Recently, there have been increasing signs that this alliance between the Saudi leadership and the Muslim Brotherhood was ending. CNN reported in January 2011 that the Saudi government was investigating how the Muslim Brotherhood was using money from Saudi donors to spread its influence in a number of Arab and Islamic countries. The Saudis were also looking into how Muslim Brotherhood money was reaching al-Qaida.

There was also a report in al-Hayat this year that the Saudi Education Ministry had decided to withdraw extremist books by Hasan al-Bana, who founded the Muslim Brotherhood, and of its great ideologue, Sayyid Qutb, from libraries and schools. There were Saudis who doubted the effectiveness of this initiative since this literature has influenced education in Saudi Arabia for at least 30 years. Nonetheless, it provided further indication of how Saudi Arabia wanted to distance itself from its old ally, the Muslim Brotherhood.

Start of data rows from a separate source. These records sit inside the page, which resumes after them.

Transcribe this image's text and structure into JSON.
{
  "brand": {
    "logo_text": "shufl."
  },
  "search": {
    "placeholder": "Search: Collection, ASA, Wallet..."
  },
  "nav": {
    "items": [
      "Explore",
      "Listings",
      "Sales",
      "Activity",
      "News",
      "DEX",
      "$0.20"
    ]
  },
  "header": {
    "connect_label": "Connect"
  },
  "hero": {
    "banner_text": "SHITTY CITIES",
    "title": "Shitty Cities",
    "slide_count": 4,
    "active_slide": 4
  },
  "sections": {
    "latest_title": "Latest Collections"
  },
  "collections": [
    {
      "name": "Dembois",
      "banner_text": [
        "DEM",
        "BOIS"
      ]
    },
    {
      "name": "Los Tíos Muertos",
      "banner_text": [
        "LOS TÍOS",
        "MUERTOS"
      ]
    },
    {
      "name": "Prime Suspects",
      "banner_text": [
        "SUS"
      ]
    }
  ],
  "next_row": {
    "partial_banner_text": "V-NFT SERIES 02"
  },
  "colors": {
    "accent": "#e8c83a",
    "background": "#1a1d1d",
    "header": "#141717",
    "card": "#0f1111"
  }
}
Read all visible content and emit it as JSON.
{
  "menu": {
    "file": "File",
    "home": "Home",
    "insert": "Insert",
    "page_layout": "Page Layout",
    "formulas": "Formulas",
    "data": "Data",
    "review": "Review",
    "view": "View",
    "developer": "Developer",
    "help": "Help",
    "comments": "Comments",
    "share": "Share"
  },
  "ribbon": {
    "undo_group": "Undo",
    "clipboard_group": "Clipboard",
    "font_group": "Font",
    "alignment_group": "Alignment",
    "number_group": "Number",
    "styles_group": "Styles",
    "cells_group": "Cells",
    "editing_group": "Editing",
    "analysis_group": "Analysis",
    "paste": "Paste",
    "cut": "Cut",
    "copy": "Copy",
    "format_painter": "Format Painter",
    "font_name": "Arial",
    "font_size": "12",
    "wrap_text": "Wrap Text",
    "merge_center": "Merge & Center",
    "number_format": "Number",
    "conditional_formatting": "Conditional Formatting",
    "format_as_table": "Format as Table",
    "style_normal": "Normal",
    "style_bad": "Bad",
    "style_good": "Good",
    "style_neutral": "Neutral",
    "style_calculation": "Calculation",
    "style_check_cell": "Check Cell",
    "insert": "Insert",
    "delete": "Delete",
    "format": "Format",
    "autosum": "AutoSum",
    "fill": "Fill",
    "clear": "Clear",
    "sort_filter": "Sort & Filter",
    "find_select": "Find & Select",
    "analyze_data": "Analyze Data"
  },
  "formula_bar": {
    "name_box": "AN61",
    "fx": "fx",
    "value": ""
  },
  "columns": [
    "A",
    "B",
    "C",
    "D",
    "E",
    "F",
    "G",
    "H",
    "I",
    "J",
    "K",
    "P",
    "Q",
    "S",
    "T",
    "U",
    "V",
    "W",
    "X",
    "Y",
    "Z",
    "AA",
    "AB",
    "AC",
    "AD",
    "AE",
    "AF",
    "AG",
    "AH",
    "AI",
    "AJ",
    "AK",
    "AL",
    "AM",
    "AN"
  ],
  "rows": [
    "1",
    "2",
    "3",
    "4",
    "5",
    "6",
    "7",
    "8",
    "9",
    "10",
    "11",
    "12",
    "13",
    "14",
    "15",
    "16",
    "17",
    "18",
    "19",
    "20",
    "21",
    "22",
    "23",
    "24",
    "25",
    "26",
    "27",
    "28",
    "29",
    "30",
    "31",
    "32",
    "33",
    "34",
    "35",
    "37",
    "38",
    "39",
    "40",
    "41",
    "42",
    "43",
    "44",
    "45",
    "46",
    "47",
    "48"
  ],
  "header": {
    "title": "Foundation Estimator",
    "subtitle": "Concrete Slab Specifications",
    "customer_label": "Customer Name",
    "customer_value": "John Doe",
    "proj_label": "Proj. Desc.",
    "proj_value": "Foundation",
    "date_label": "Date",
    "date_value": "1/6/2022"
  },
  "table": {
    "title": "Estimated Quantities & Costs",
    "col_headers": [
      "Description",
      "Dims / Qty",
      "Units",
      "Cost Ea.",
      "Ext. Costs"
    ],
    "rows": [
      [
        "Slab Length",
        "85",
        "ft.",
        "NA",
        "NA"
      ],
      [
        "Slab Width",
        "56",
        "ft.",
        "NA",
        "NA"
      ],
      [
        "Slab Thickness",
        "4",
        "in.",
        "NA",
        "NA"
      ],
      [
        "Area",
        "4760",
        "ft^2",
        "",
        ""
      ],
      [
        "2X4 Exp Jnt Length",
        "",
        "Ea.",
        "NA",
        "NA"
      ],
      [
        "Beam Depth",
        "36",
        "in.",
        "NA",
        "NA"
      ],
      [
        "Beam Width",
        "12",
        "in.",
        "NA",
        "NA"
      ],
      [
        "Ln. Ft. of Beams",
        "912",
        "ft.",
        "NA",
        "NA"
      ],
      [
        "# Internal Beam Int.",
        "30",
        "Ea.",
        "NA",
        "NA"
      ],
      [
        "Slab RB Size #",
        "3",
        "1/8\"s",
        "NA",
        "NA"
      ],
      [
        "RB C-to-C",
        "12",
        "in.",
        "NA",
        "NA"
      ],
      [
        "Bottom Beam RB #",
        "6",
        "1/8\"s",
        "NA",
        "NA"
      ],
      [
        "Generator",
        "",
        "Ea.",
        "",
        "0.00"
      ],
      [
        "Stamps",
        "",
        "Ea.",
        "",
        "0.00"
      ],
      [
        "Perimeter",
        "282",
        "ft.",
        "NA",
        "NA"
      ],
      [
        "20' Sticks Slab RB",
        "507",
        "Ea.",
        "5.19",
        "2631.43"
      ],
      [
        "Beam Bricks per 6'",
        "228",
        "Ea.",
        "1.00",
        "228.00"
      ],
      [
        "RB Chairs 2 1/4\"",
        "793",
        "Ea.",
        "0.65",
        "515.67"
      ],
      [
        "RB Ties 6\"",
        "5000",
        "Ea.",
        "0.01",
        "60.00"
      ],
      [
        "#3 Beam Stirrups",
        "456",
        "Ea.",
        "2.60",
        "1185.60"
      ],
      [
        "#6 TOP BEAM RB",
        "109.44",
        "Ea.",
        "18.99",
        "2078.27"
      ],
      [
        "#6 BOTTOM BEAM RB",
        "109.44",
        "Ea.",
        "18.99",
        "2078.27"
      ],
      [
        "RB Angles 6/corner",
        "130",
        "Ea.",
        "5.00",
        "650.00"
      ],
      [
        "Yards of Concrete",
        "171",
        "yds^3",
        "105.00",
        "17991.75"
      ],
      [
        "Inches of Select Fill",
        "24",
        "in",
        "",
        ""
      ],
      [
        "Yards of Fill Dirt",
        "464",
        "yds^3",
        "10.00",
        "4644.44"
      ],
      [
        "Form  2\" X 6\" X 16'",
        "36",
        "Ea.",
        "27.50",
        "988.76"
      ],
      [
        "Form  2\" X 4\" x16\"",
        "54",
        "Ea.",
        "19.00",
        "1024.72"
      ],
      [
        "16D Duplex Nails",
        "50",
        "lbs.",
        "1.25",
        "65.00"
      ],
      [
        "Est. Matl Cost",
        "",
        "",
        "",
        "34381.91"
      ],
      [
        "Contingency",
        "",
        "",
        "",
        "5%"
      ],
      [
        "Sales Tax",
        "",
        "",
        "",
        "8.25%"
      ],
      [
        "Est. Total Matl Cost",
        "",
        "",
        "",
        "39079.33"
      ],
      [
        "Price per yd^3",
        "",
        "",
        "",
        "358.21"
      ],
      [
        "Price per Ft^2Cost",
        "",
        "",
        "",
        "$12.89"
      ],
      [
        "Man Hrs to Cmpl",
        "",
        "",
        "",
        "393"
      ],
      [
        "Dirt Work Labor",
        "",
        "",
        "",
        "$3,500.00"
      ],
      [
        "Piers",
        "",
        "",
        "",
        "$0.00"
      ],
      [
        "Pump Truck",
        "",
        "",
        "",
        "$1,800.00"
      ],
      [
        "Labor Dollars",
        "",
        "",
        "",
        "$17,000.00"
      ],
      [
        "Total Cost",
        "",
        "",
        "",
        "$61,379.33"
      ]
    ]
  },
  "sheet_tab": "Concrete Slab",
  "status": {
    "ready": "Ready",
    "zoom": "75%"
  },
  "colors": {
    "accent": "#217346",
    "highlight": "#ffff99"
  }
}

In fact, the Saudis made a connection between the ideology of the Muslim Brotherhood and growth of international terrorism. In 2005, a former Kuwaiti Education Minister, Dr. Ahmad Al-Rab’i, argued in the Saudi-owned newspaper, a-Sharq al-Awsat, that the founders of most modern terrorist groups in the Middle East emerged from “the mantle” of the Muslim Brotherhood. Two years later, Hussein Shobokshi, a regular columnist in a-Sharq al-Awsat wrote that “to this day” the Muslim Brotherhood “has brought nothing but fanaticism, divisions, and extremism, and in some cases bloodshed and killings.” The Saudi media were directly blaming the Muslim Brotherhood for the new Islamic terrorism that the world was facing.

Mishari al-Zaydi, a Saudi journalist and the opinion editor of a-Sharq al-Awsat, decided on Nov. 5 to rename the “Arab Spring” the “Muslim Brotherhood Spring.” Given the Saudi attitude over the last few years, it is no wonder that they have been the leading opponents of the upheavals in the Arab world. They have given refuge to the toppled leader of Tunisia, Zine El Abidine Ben Ali, and refused to extradite him for a Mubarak-style trial. The Saudis are undoubtedly aware of Iranian efforts to exercise influence over the Muslim Brotherhood.

Saudi Arabia has to be careful about the rise of a revolutionary regime in Egypt. Historically, Egypt was the country that invaded the Arabian Peninsula and threatened the Saudi patrimony. In the 19th century, during the regime of Muhamad Ali, an earlier Saudi state was destroyed by Egyptian troops and its leader was sent to the Ottoman Sultan for execution in Istanbul. In the early 1960s, Nasserist Egypt intervened in the Yemen Civil War and deployed Russian bombers there that the Egyptians used to bomb Saudi towns. An activist Muslim Brotherhood regime in Egypt might well challenge the legitimacy of Saudi rule, as part of its anti-Western policy, in general.

What the Saudi reaction to the Muslim Brotherhood illustrates is that the Islamic trend in the Arab world today cannot be painted with one brush, and that under the surface there are deep rivalries and differences between the Muslim Brotherhood and states that until recently were their closest allies.